Trata-se de um princípio básico: um amor, para que seja amor conjugal verdadeiro e livre deve ser transformado em um amor devido em justiça, mediante o ato livre do consentimento matrimonial. “À luz destes princípios, conclui o Papa, se pode estabelecer e compreender a diferença essencial que existe entre uma mera união de fato, ainda que se afirme que nasceu por amor, e o matrimônio no qual o amor se traduz em um compromisso não só moral, mas também rigorosamente jurídico. O vínculo que se assume reciprocamente, desenvolve desde o princípio, uma eficácia que fortifica o amor do qual nasce favorecendo a sua duração em benefício do cônjuge, da prole e da própria sociedade”[36][36].

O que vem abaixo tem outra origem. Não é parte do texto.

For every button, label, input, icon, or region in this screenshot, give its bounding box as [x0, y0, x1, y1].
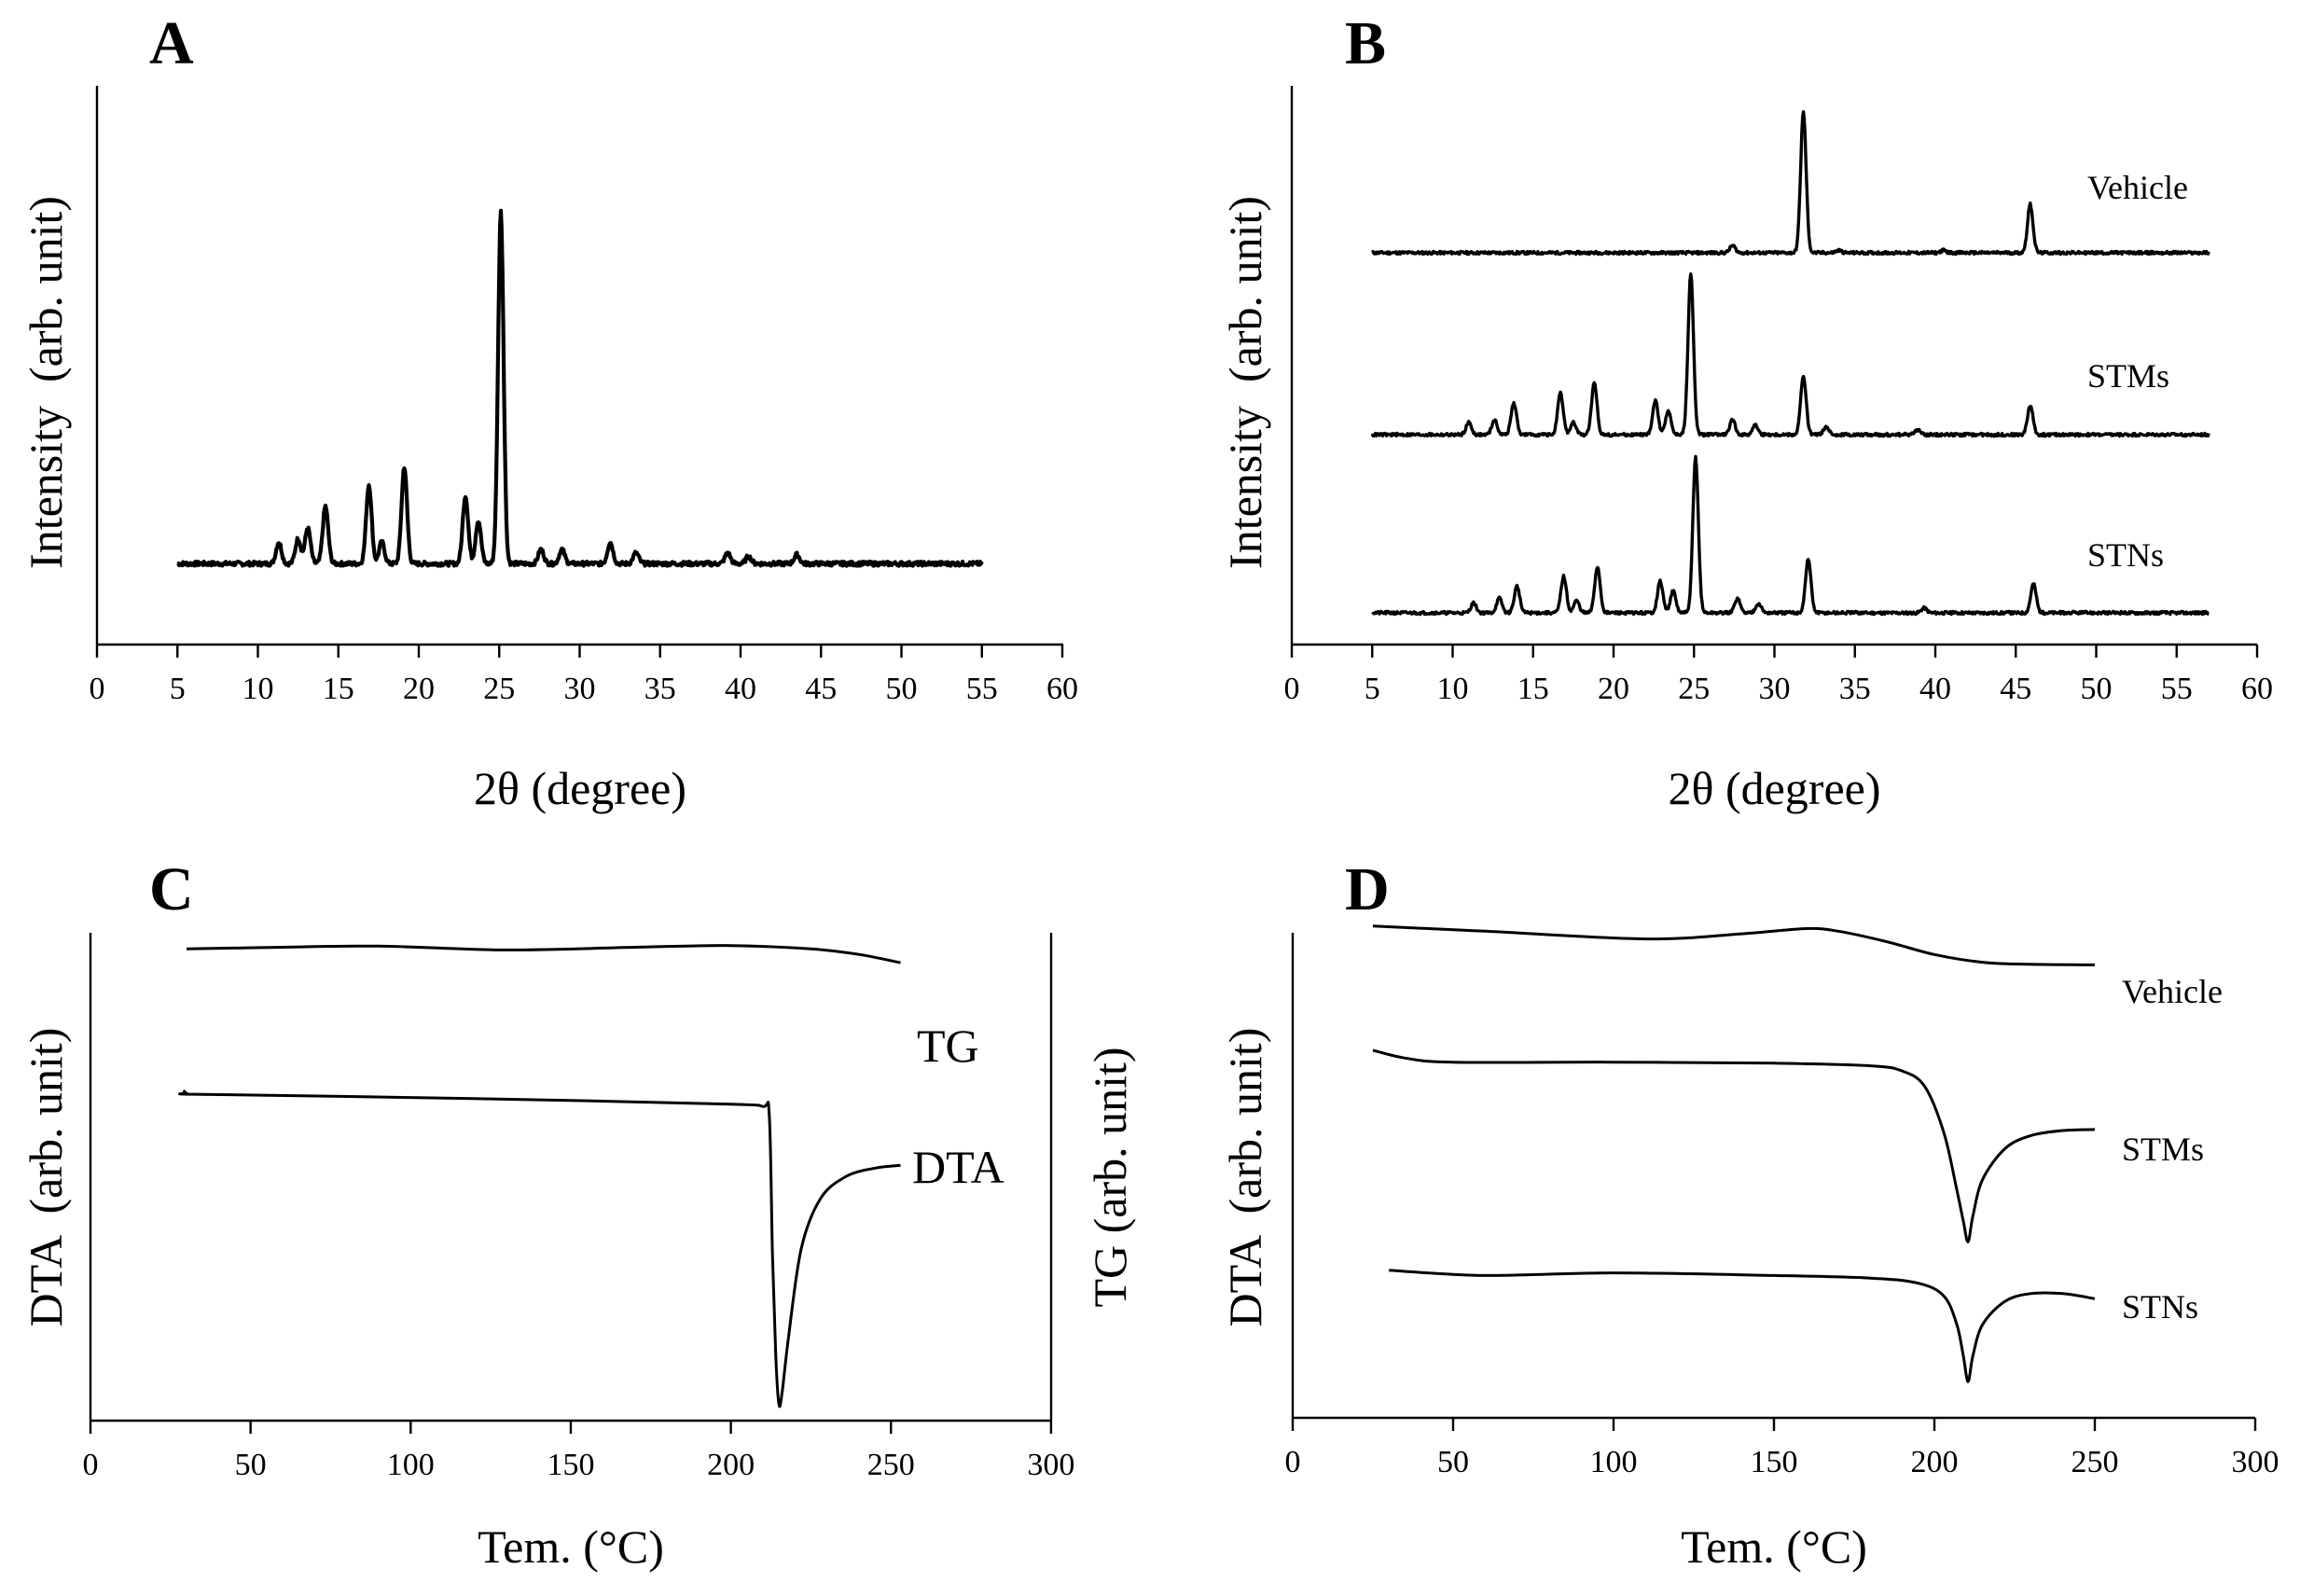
x-tick-label: 50 [235, 1448, 267, 1482]
series-label: STNs [2122, 1288, 2198, 1325]
panel-letter: A [149, 9, 194, 77]
x-tick-label: 0 [1284, 672, 1300, 706]
x-tick-label: 20 [403, 672, 435, 706]
x-tick-label: 0 [83, 1448, 99, 1482]
x-tick-label: 250 [2071, 1445, 2119, 1479]
x-axis-label: 2θ (degree) [474, 762, 686, 814]
trace-stms [1372, 1048, 2096, 1243]
x-tick-label: 0 [90, 672, 105, 706]
series-label: DTA [912, 1141, 1005, 1193]
panel-a: A 0 5 10 15 20 25 30 35 40 45 50 55 60 2θ (degree) Inte… [20, 9, 1078, 814]
x-tick-label: 5 [170, 672, 186, 706]
x-tick-label: 60 [2241, 672, 2273, 706]
trace-vehicle [1372, 924, 2096, 966]
x-tick-label: 0 [1285, 1445, 1301, 1479]
y-axis-label: DTA (arb. unit) [1219, 1028, 1271, 1327]
x-tick-label: 40 [725, 672, 756, 706]
x-tick-label: 30 [1759, 672, 1791, 706]
x-tick-label: 15 [1517, 672, 1549, 706]
xrd-trace [176, 208, 984, 568]
x-tick-label: 60 [1046, 672, 1078, 706]
x-tick-label: 150 [547, 1448, 594, 1482]
x-tick-label: 300 [2232, 1445, 2279, 1479]
x-tick-label: 25 [1678, 672, 1710, 706]
panel-letter: D [1345, 855, 1390, 923]
y-axis-label: DTA (arb. unit) [20, 1028, 72, 1327]
x-tick-label: 20 [1598, 672, 1629, 706]
x-tick-label: 35 [644, 672, 676, 706]
xrd-trace-vehicle [1371, 110, 2210, 257]
x-axis-label: 2θ (degree) [1669, 762, 1881, 814]
x-tick-label: 10 [242, 672, 274, 706]
trace-tg [186, 944, 901, 965]
series-label: Vehicle [2087, 169, 2188, 206]
panel-c: C 0 50 100 150 200 250 300 Tem. (°C) DTA (arb. un… [20, 855, 1136, 1573]
x-tick-label: 150 [1751, 1445, 1798, 1479]
x-tick-label: 55 [2161, 672, 2193, 706]
y2-axis-label: TG (arb. unit) [1084, 1047, 1136, 1307]
y-axis-label: Intensity (arb. unit) [1219, 196, 1271, 569]
x-tick-label: 50 [2081, 672, 2113, 706]
x-tick-label: 45 [2000, 672, 2031, 706]
x-tick-label: 5 [1365, 672, 1380, 706]
series-label: STNs [2087, 536, 2164, 574]
x-tick-label: 50 [1437, 1445, 1469, 1479]
x-tick-label: 25 [483, 672, 515, 706]
x-tick-label: 15 [323, 672, 354, 706]
x-tick-label: 35 [1839, 672, 1871, 706]
xrd-trace-stns [1371, 454, 2210, 617]
panel-d: D 0 50 100 150 200 250 300 Tem. (°C) DTA (arb. un… [1219, 855, 2279, 1573]
series-label: STMs [2087, 357, 2169, 395]
panel-letter: B [1345, 9, 1386, 77]
y-axis-label: Intensity (arb. unit) [20, 196, 72, 569]
series-label: TG [917, 1020, 979, 1072]
x-tick-label: 30 [564, 672, 596, 706]
x-tick-label: 200 [1911, 1445, 1959, 1479]
x-tick-label: 200 [707, 1448, 755, 1482]
trace-stns [1389, 1269, 2096, 1383]
panel-b: B 0 5 10 15 20 25 30 35 40 45 50 55 60 2θ (degree) Inte… [1219, 9, 2273, 814]
trace-dta [178, 1089, 901, 1409]
x-tick-label: 100 [1590, 1445, 1638, 1479]
x-axis-label: Tem. (°C) [1681, 1520, 1867, 1573]
xrd-trace-stms [1370, 272, 2210, 438]
panel-letter: C [149, 855, 194, 923]
x-tick-label: 40 [1919, 672, 1951, 706]
x-tick-label: 300 [1027, 1448, 1074, 1482]
x-axis-label: Tem. (°C) [478, 1520, 664, 1573]
x-tick-label: 100 [387, 1448, 435, 1482]
x-tick-label: 10 [1437, 672, 1469, 706]
x-tick-label: 50 [886, 672, 918, 706]
x-tick-label: 250 [867, 1448, 915, 1482]
x-tick-label: 55 [966, 672, 998, 706]
series-label: Vehicle [2122, 973, 2223, 1010]
x-tick-label: 45 [805, 672, 837, 706]
series-label: STMs [2122, 1131, 2204, 1168]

Com efeito o matrimônio – fundamento da família – não é uma “forma de viver a sexualidade a dois”. Se fosse simplesmente isso, tratar-se-ia de uma forma a mais entre as várias possíveis[37][37]. Tampouco é simplesmente a expressão de um amor sentimental entre duas pessoas: esta característica se dá habitualmente a todo amor de amizade. O matrimônio é mais do que isto: é uma união entre mulher e homem, precisamente enquanto tais, e na totalidade de seu ser masculino e feminino. Tal união só pode ser estabelecida por um ato de vontade livre dos contraentes, mas também o seu conteúdo específico é determinado pela estrutura do ser humano, mulher e homem: recíproca entrega e transmissão da vida. A este dom de si, em toda a dimensão complementar de mulher e homem, com a vontade de dever-se em justiça um ao outro, se lhe chama conjugalidade e os contraentes são então constituídos cônjuges: “esta comunhão conjugal radica na complementaridade natural que existe entre o homem e a mulher e alimenta-se mediante a vontade pessoal dos esposos de compartilhar, num plano de vida integral, o que têm e o que são. Por isso, tal comunhão é fruto e sinal de uma exigência profundamente humana”[38][38].